Reading about the journey of Pradosh Chandra Mitter, aka Feluda, living in 21 Rajani Sen Road in Ballyginge, from a banker to a private detective, is usually how Bangalis develop a love for detective stories. Felu Mittir is witty and sophisticated, and – based on Ray’s sketches of him – looks very much like Ray himself. The unpretentious stories of this young man in his late twenties, with his accomplices Topshe and Lalmohan Babu, entertain generations of readers.
2. Professor Shonku
While others have written science fiction in Bengali before Ray, Professor Trilokeshwar Shanku has a very special place for Bengalis. Shanku, a scientist living in Giridih, works in his own lab in his house and comes up with the most astounding items. His adventures help him find the secrets in the world of science. Sometimes, he travels the world with fellow scientists, Saunders, Krol, and Summerville; and, sometimes, he just finds something incredible hidden in his neighbourhood.
3. Tarini Khuro
Tarini Charan Bandopadhyay, i.e., Tarini Khuro always opens his bag of stories when he meets young Paltu. As Paltu’s friends also gather at his house, Tarini Khuro narrates his experiences. And, they all have a supernatural touch! Yes, from possessed cricket bats to skeletons coming to life, from revenge to betrayal, Tarini Khuro’s stories are are unique, and so is Tarini Khuro’s style of storytelling. Ray has written 15 stories with this man in his sixties as the central character.
4. Jakhan Choto Chilam
Ray’s autobiography, Jakhan Choto Chilam, was first published in 1982. Later, it was translated to Childhood Days: A Memoir, by his wife, Bijoya Ray. This book not only gives a glimpse into the childhood of Satyajit Ray when he was growing up in Calcutta but also unveils the world of cinema, photography, and more, from the perspective of the only Oscar-winning film-maker in India.

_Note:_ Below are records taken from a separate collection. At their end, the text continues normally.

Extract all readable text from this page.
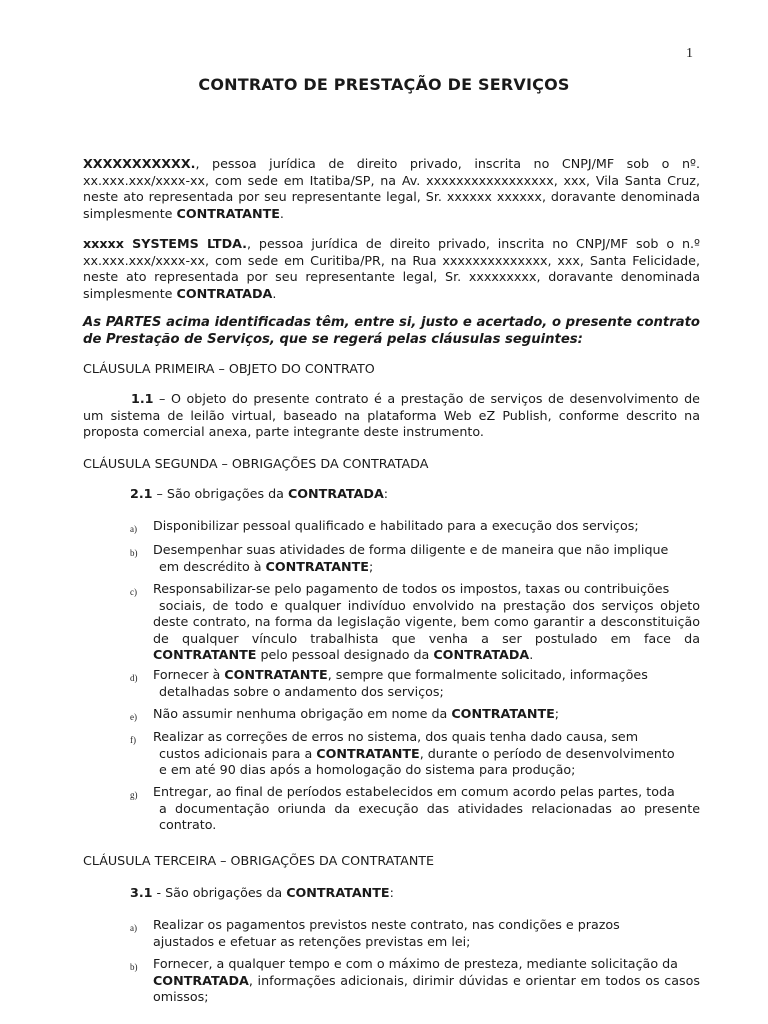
1
CONTRATO DE PRESTAÇÃO DE SERVIÇOS
XXXXXXXXXXX., pessoa jurídica de direito privado, inscrita no CNPJ/MF sob o nº. xx.xxx.xxx/xxxx-xx, com sede em Itatiba/SP, na Av. xxxxxxxxxxxxxxxxx, xxx, Vila Santa Cruz, neste ato representada por seu representante legal, Sr. xxxxxx xxxxxx, doravante denominada simplesmente CONTRATANTE.
xxxxx SYSTEMS LTDA., pessoa jurídica de direito privado, inscrita no CNPJ/MF sob o n.º xx.xxx.xxx/xxxx-xx, com sede em Curitiba/PR, na Rua xxxxxxxxxxxxxx, xxx, Santa Felicidade, neste ato representada por seu representante legal, Sr. xxxxxxxxx, doravante denominada simplesmente CONTRATADA.
As PARTES acima identificadas têm, entre si, justo e acertado, o presente contrato de Prestação de Serviços, que se regerá pelas cláusulas seguintes:
CLÁUSULA PRIMEIRA – OBJETO DO CONTRATO
1.1 – O objeto do presente contrato é a prestação de serviços de desenvolvimento de um sistema de leilão virtual, baseado na plataforma Web eZ Publish, conforme descrito na proposta comercial anexa, parte integrante deste instrumento.
CLÁUSULA SEGUNDA – OBRIGAÇÕES DA CONTRATADA
2.1 – São obrigações da CONTRATADA:
a) Disponibilizar pessoal qualificado e habilitado para a execução dos serviços;
b) Desempenhar suas atividades de forma diligente e de maneira que não implique
em descrédito à CONTRATANTE;
c) Responsabilizar-se pelo pagamento de todos os impostos, taxas ou contribuições
sociais, de todo e qualquer indivíduo envolvido na prestação dos serviços objeto deste contrato, na forma da legislação vigente, bem como garantir a desconstituição de qualquer vínculo trabalhista que venha a ser postulado em face da CONTRATANTE pelo pessoal designado da CONTRATADA.
d) Fornecer à CONTRATANTE, sempre que formalmente solicitado, informações
detalhadas sobre o andamento dos serviços;
e) Não assumir nenhuma obrigação em nome da CONTRATANTE;
f) Realizar as correções de erros no sistema, dos quais tenha dado causa, sem
custos adicionais para a CONTRATANTE, durante o período de desenvolvimento
e em até 90 dias após a homologação do sistema para produção;
g) Entregar, ao final de períodos estabelecidos em comum acordo pelas partes, toda
a documentação oriunda da execução das atividades relacionadas ao presente contrato.
CLÁUSULA TERCEIRA – OBRIGAÇÕES DA CONTRATANTE
3.1 - São obrigações da CONTRATANTE:
a) Realizar os pagamentos previstos neste contrato, nas condições e prazos
ajustados e efetuar as retenções previstas em lei;
b) Fornecer, a qualquer tempo e com o máximo de presteza, mediante solicitação da
CONTRATADA, informações adicionais, dirimir dúvidas e orientar em todos os casos omissos;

This is one of the must-read books by Satyajit Ray for everyone fascinated by Ray.
5. My Years with Apu: A Memoir
One of the greatest works of Ray is his first movie, Pather Panchali. He followed them up with Aparajito and Apur Sangshar, thus creating the Apu Trilogy. When he first tried to make the movie, Ray was unable to earn the faith of producers because of the unusual plot and treatment that he pitched. Even after the film came out, it took time for it to gain the attention of the film fraternity. My Years with Apu: A Memoir is Ray’s narration of his struggle and battle to create Apu Trilogy.
Ray’s books range from no-frills, entertaining works of fiction to his views of the cinema world. He has written a host of horror stories, as well as film criticisms and shooting experiences. And who can forget Banku Babur Bondhu, the story about an extraterrestrial being coming to earth and making friends with a human being? This story has inspired filmmakers into making science-fiction films, including Spielberg’s ET: The Extra-Terrestrial, which shows clear similarities with the script that Ray himself had written for a movie named The Alien, but failed to make. So, on World Book Day, and on this great man’s death anniversary, bookworms unanimously chant, “Moharaja, Tomare Selam!”